Their School Has Yet to Reopen After a Shooting. They’re Unsure What to Expect. Their School Has Yet to Reopen After a Shooting. They’re Unsure What to Expect.
The New York Times
The 1,900 students at Apalachee High School in Winder, Ga., were just settling into the rhythms of a new year before a freshman killed two teachers and two students.
Before “lockdown” flashed on classroom screens last Wednesday and Apalachee High School changed irrevocably, its 1,900 students were getting into the groove of a new academic year.
Seniors with cars had started decorating their assigned parking spaces, a perk available only to their class, painting them with flowers and Bible verses and a rendering of SpongeBob SquarePants.
The varsity Wildcat football team had played its first three games — losses, but there was still the rest of the season. Bar-B-Cats, a student club with a mission to raise “the next generation of pitmasters,” had catered its first few events of the school year.

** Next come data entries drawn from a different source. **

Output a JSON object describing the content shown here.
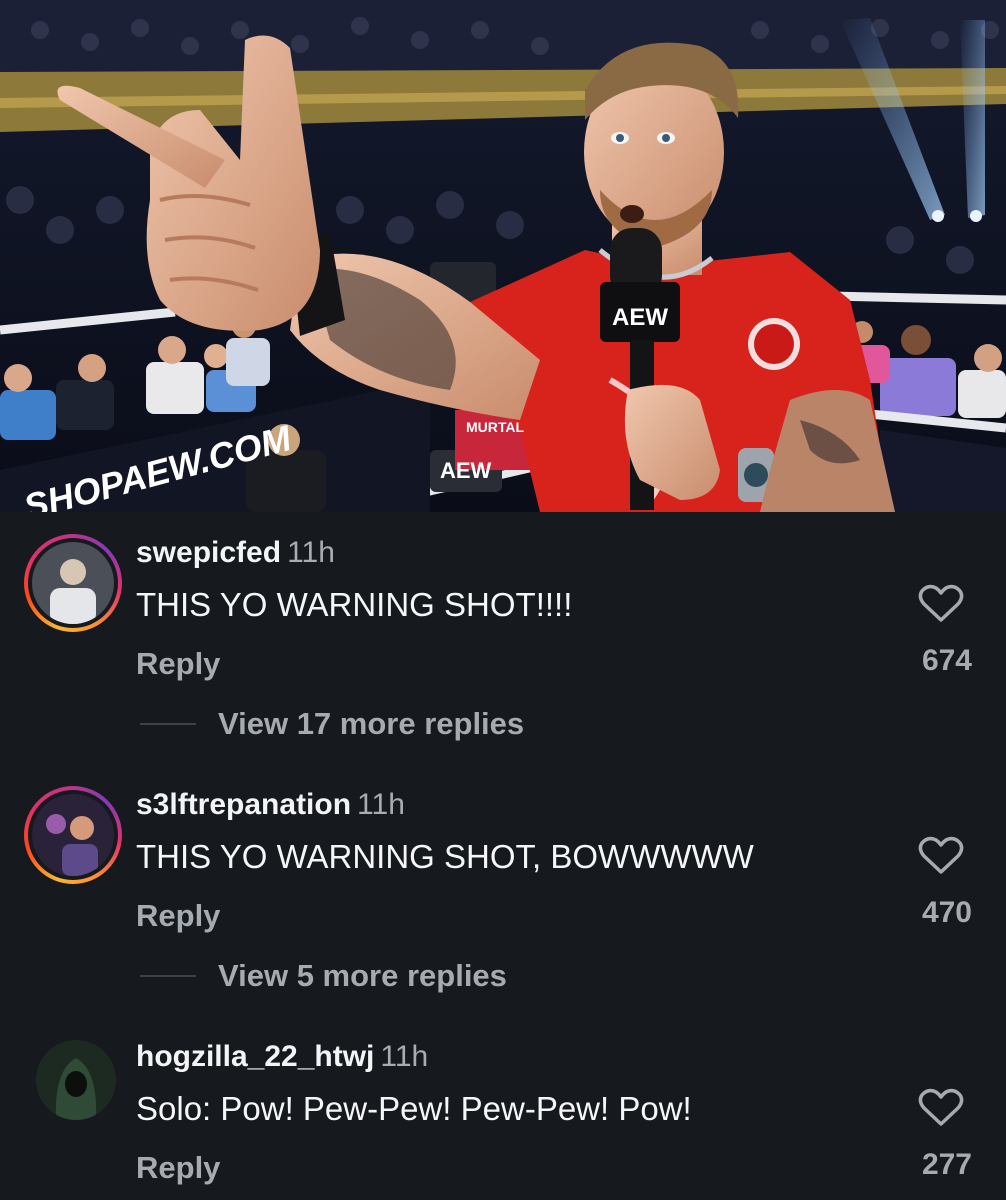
{
  "photo": {
    "mic_logo": "AEW",
    "banner_left": "SHOPAEW.COM",
    "ring_logo": "AEW",
    "sign_text": "MURTAL"
  },
  "comments": [
    {
      "username": "swepicfed",
      "time": "11h",
      "text": "THIS YO WARNING SHOT!!!!",
      "reply_label": "Reply",
      "likes": "674",
      "view_replies": "View 17 more replies",
      "story_ring": true
    },
    {
      "username": "s3lftrepanation",
      "time": "11h",
      "text": "THIS YO WARNING SHOT, BOWWWWW",
      "reply_label": "Reply",
      "likes": "470",
      "view_replies": "View 5 more replies",
      "story_ring": true
    },
    {
      "username": "hogzilla_22_htwj",
      "time": "11h",
      "text": "Solo: Pow! Pew-Pew! Pew-Pew! Pow!",
      "reply_label": "Reply",
      "likes": "277",
      "story_ring": false
    }
  ],
  "icons": {
    "like": "heart-outline-icon"
  },
  "colors": {
    "background": "#16191d",
    "muted": "#a6abb1",
    "shirt": "#d8231d"
  }
}
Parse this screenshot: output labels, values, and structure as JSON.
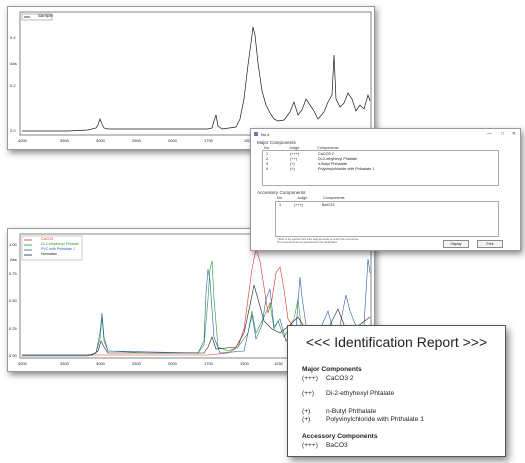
{
  "top_window": {
    "legend_label": "Sample",
    "y_unit": "Abs",
    "y_ticks": [
      "0.4",
      "0.2",
      "0.0"
    ],
    "x_ticks": [
      "4000",
      "3500",
      "3000",
      "2500",
      "2000",
      "1700",
      "1500"
    ]
  },
  "dialog": {
    "title": "No.4",
    "controls": [
      "—",
      "□",
      "✕"
    ],
    "major_heading": "Major Components",
    "columns": [
      "No.",
      "Judge",
      "Components"
    ],
    "major_rows": [
      {
        "no": "1",
        "judge": "(+++)",
        "name": "CaCO3 2"
      },
      {
        "no": "2",
        "judge": "(++)",
        "name": "Di-2-ethyhexyl Phtalate"
      },
      {
        "no": "3",
        "judge": "(+)",
        "name": "n-Butyl Phthalate"
      },
      {
        "no": "4",
        "judge": "(+)",
        "name": "Polyvinylchloride with Phthalate 1"
      }
    ],
    "accessory_heading": "Accessory Components",
    "accessory_rows": [
      {
        "no": "1",
        "judge": "(+++)",
        "name": "BaCO3"
      }
    ],
    "note_line1": "* Refer to the spectrum and other analysis results to confirm the components.",
    "note_line2": "  The components are not guaranteed by this identification.",
    "buttons": {
      "display": "Display",
      "print": "Print"
    }
  },
  "bottom_window": {
    "legend": [
      {
        "label": "CaCO3",
        "color": "#e03020"
      },
      {
        "label": "Di-2-ethylhexyl Phtalate",
        "color": "#2a9a2a"
      },
      {
        "label": "PVC with Phthalate 1",
        "color": "#2a5ab0"
      },
      {
        "label": "Normalize",
        "color": "#222222"
      }
    ],
    "y_unit": "Abs",
    "y_ticks": [
      "1.00",
      "0.75",
      "0.50",
      "0.25",
      "0.00"
    ],
    "x_ticks": [
      "4000",
      "3500",
      "3000",
      "2500",
      "2000",
      "1700",
      "1500",
      "1250"
    ]
  },
  "report": {
    "title": "<<< Identification Report >>>",
    "major_heading": "Major Components",
    "major_items": [
      {
        "judge": "(+++)",
        "name": "CaCO3 2"
      },
      {
        "judge": "(++)",
        "name": "Di-2-ethyhexyl Phtalate"
      },
      {
        "judge": "(+)",
        "name": "n-Butyl Phthalate"
      },
      {
        "judge": "(+)",
        "name": "Polyvinylchloride with Phthalate 1"
      }
    ],
    "accessory_heading": "Accessory Components",
    "accessory_items": [
      {
        "judge": "(+++)",
        "name": "BaCO3"
      }
    ]
  }
}
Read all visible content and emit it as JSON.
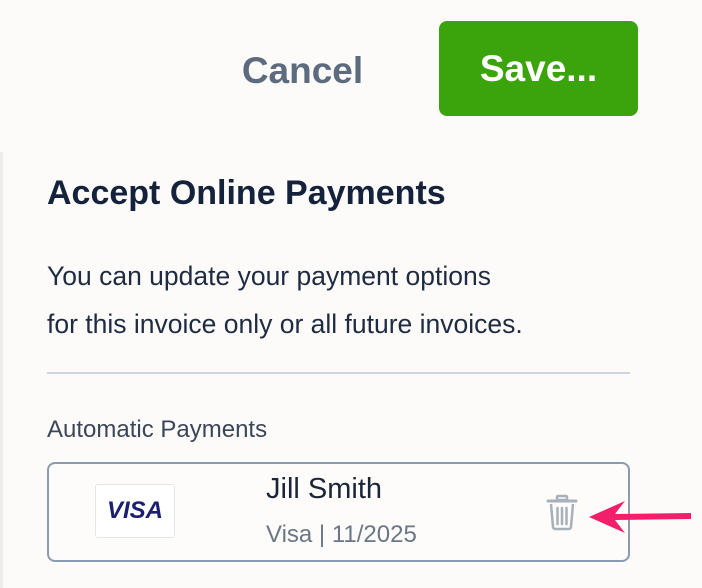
{
  "toolbar": {
    "cancel_label": "Cancel",
    "save_label": "Save...",
    "save_color": "#3ba40d"
  },
  "panel": {
    "title": "Accept Online Payments",
    "description_line1": "You can update your payment options",
    "description_line2": "for this invoice only or all future invoices.",
    "section_label": "Automatic Payments"
  },
  "card": {
    "brand_logo_text": "VISA",
    "holder_name": "Jill Smith",
    "details": "Visa | 11/2025",
    "delete_icon": "trash-icon"
  },
  "annotation": {
    "icon": "arrow-left-icon",
    "color": "#f2206a"
  }
}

But on Sept. 4 — five weeks into the new academic year — a 14-year-old freshman at the school in Winder, Ga., opened fire with an AR-15 during second period, officials said, killing two students and two teachers in the deadliest school shooting in Georgia’s history. Classes and events were canceled indefinitely.
The initial horror and shock of the attack has by now given way to the probing anguish that so often follows a school shooting. Students, parents and teachers are wondering what the rest of the school year will feel like and what challenges it will entail — just as they wonder how a student’s unraveling could have turned so violent.
“I’m still trying to question that,” said Myo Naing, a junior who credited one of his friends for running across their classroom to slam the door when the shooting started.